After critical year, Vodafone trains security sights on CNI market

A little-known unit within Vodafone, Vodafone Business Security Enhanced (VBSE), is coming out of the classified closet and shining a bright light on new verticals, with a new portfolio of military-grade cyber security services on offer to public sector bodies, critical national infrastructure (CNI) providers, and other key organisations, spurred on by the lessons of a tumultuous period in the security industry.

Having traditionally specialised in providing top-tier cyber security services to government and the defence sector – something it has been doing in some capacity since the late 1980s – the pivot towards new verticals has been in the works for some time, Steve Knibbs, head of secure at Vodafone, told Computer Weekly. The mobile services giant is betting that its core business as a supplier of CNI itself will stand it in good stead with potential clients.

“A couple of years ago, we realised that some of the services we provide and some of the skills, techniques and the way we do things is probably applicable to a wider market. So, we spoke to the business and gotten to invest in what we call the enhanced portfolio,” he said.

“It provides effectively three portfolios of products that we are going to supply to a wider market than what we traditionally operated in. The market we’re now looking at is public sector as a whole, critical national infrastructure and extended CNI – probably the best way to describe an extended CNI is anybody who was on the key worker list under lockdown one.

“We are using the skills, learnings and techniques we’ve got from the secure space and industrialising them to provide them to a wider client set,” he said.

As with its previous high-end service, the VBSE offering will be delivered by a dedicated Vodafone security team from its own in-house datacentres, thanks to the unit’s heritage.

“We’re a sell-build-run within our own right. We are effectively a mini business within the business so we can provide that separation around our networks, teams, people and datacentres, so that we can service clients at specific security classification levels,” said Knibbs.

Going forward, the three portfolios on offer will be Cyber Enhanced, IoT Enhanced, and Mobile Enhanced.

The first of these, Cyber Enhanced is described as a high-performance security solution bringing together security experts with military-grade tech, alongside customisable managed service levels to allow client security teams to keep their focus on proactive defence measures.

IoT Enhanced covers secure-by-design IoT services, custom-build to client requirements, with on-shore support and storage solutions to meet anticipated post-Brexit data sovereignty rules.

Finally, Mobile Enhanced services will include end-to-end encryption, smart automation, centralised control, on-shore storage, and support from military-grade mobile and security specialists.

The new proposition was originally designed to reflect increased business reliance on data, coupled with take-up of the internet of things (IoT) and 5G mobile services, and increased levels of cyber threat, whether that be from nation-state actors, industrial espionage or other causes.
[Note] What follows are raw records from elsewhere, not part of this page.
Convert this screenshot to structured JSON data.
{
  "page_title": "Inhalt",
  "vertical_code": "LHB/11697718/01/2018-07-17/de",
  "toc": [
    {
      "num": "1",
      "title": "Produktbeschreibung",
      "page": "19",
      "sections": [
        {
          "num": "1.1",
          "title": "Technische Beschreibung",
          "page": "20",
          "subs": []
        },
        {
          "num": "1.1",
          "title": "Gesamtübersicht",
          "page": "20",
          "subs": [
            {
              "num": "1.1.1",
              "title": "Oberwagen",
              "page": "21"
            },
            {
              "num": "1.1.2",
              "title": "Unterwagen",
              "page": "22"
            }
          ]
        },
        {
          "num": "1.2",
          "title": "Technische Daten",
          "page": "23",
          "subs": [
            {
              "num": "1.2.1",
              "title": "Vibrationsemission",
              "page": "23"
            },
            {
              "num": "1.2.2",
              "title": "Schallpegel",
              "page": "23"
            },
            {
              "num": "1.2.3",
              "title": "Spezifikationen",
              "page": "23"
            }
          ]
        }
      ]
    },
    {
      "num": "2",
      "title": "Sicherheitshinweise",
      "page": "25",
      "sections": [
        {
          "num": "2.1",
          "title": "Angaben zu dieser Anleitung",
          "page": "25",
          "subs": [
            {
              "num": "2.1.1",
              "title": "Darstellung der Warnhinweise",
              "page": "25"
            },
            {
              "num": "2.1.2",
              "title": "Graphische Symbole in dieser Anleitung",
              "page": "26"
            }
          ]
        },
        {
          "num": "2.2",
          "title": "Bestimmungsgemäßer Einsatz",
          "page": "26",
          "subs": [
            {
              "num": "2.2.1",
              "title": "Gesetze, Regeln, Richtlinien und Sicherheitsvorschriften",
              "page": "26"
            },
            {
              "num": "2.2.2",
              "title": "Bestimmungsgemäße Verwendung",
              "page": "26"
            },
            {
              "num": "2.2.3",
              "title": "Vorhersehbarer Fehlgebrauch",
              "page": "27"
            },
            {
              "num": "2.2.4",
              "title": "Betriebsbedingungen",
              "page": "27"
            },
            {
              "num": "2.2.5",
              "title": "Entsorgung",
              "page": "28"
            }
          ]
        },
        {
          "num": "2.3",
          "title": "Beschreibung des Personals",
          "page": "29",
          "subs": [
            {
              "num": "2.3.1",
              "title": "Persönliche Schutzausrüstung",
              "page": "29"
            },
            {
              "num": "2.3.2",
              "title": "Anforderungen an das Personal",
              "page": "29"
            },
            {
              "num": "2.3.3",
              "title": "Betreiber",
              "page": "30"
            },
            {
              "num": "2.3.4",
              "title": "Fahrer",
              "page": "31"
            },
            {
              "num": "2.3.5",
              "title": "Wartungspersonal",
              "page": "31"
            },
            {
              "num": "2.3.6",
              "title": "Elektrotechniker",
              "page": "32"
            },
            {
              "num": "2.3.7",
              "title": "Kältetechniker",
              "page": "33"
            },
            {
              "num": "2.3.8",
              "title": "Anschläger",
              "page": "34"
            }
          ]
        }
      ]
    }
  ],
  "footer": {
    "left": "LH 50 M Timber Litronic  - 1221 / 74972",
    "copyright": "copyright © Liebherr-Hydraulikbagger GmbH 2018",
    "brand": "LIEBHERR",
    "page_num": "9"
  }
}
But earlier in 2020, as development was under way, the security sector faced up to fundamental change.

“This year has magnified what we saw happening when we wrote the business case to the board to get the investment to do this in the first place,” said Knibbs.

“What happened [with Covid] and the way organisations are working is everyone's accessing their networks differently than they used to in a more flexible environment. That's great for a lot of reasons – it helped businesses survive during lockdown – but along with that it adds extra access points to our network which adds threat.

“So the way people access data has changed, and the generation of data is growing hugely all the time, and the threat against you is growing hugely all the time,” he said.

“On top of that if there’s any unfortunate incident that reaches your regulator they come along and fine you quite heavily if you haven't shown that you've done what you should be doing in the right space. It's a bit of a perfect storm for a lot of organisations, and we're a commercial organisation and so that perfect storm has kind of created for us the perfect opportunity,” said Knibbs.

The new portfolio maps closely to Vodafone’s wider strategy of moving away from being strictly a telco towards more of a tech company, and Knibbs hopes to lever Vodafone’s existing relationships as a jumping off point.

Many of these relationships, particularly with utilities and CNI organisations, came about through previous acquisitions in the fixed space, such as that of Cable & Wireless, so Knibbs sees the BSE proposition as a natural progression beyond fixed network services, going deeper with these clients.